The theater kids of Parkland performed Rent’s “Seasons of Love” at the 2018 Tonys.

Constance Grady
Constance Grady is a senior correspondent on the Culture team for Vox, where since 2016 she has covered books, publishing, gender, celebrity analysis, and theater.

Sunday night’s Tony awards celebrated the best of Broadway, and they also gave a group of children from Marjory Stoneman Douglas High the chance to live out every theater kid’s dream: perform Rent’s “Seasons of Love” in front of the most famous actors on Broadway.

Every year, the Tonys offer a special award to a theater educator from anywhere in the country. This year’s award went to Stoneman Douglas High’s Melody Herzfeld, who hid with more than 60 of her students in her drama classroom during this year’s Parkland school shooting. Herzfeld said that since the school shooting, she’s found that her students have relied on arts and music to help them handle the trauma.

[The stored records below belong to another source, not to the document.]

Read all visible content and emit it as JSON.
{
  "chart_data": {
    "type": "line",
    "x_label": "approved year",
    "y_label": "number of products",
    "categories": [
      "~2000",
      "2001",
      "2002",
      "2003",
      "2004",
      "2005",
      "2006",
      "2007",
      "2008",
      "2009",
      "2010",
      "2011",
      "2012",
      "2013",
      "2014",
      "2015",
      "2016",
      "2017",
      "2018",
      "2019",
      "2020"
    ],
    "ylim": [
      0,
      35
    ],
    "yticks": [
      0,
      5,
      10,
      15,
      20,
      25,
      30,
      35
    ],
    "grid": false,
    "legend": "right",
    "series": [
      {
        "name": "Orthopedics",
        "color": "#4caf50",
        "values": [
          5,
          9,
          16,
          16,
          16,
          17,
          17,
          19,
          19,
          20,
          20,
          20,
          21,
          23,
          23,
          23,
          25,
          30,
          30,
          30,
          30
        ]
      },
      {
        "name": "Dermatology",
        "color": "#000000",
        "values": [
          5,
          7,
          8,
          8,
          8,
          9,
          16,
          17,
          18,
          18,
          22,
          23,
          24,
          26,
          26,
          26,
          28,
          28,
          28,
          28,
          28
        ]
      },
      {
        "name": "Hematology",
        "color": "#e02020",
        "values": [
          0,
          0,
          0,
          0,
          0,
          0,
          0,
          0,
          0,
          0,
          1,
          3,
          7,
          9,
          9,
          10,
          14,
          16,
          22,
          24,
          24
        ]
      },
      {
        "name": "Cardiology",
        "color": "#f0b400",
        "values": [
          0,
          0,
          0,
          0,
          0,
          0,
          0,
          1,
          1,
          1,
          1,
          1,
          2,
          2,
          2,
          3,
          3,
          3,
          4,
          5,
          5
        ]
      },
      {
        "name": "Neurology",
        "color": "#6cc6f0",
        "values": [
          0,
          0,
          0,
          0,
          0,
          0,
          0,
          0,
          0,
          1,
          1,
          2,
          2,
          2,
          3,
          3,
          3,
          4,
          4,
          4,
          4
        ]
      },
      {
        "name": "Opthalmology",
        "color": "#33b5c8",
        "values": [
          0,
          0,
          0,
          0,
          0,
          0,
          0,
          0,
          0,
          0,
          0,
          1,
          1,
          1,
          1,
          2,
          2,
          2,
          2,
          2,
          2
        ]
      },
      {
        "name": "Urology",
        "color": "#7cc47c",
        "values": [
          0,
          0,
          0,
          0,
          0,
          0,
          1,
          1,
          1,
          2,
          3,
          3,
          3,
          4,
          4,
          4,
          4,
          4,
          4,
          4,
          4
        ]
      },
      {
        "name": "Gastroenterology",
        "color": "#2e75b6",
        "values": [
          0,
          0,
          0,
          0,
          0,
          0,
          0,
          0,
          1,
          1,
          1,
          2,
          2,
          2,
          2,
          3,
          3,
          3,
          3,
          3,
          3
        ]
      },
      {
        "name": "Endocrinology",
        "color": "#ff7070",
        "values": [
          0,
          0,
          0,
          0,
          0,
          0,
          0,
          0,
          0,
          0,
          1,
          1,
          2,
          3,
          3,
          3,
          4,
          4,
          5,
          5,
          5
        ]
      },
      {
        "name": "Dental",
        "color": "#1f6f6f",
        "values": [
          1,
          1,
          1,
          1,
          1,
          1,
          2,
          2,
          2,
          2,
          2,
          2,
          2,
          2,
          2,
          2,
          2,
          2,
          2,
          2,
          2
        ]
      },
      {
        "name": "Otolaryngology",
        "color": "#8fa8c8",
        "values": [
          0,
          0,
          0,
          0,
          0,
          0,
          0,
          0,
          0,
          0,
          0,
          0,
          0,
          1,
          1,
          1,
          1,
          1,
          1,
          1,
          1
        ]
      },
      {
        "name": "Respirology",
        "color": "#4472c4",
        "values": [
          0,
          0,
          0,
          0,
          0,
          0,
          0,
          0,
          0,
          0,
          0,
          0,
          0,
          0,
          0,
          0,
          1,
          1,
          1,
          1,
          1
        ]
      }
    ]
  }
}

“Every piece of beautiful theater is truth,” Herzfeld said in an interview with NPR, “and I think that when a child or a student that is 14 to 18 years old is given permission to tell their truth, they’ll sing it from the top of the car and they’ll sing it from the top of the roof.”

In celebration of Herzfeld’s win, her students took to the stage at the Tony Awards to perform theater kid anthem “Seasons of Love.” In addition to the official video of their performance, the Hollywood Reporter’s Scott Feinberg captured some of it from inside the theater.

It’s a song that was built to make you feel every single feeling, and watching it get belted out by the Parkland kids — who have survived so much and gone on to use their voices so well — added new, transcendent layers.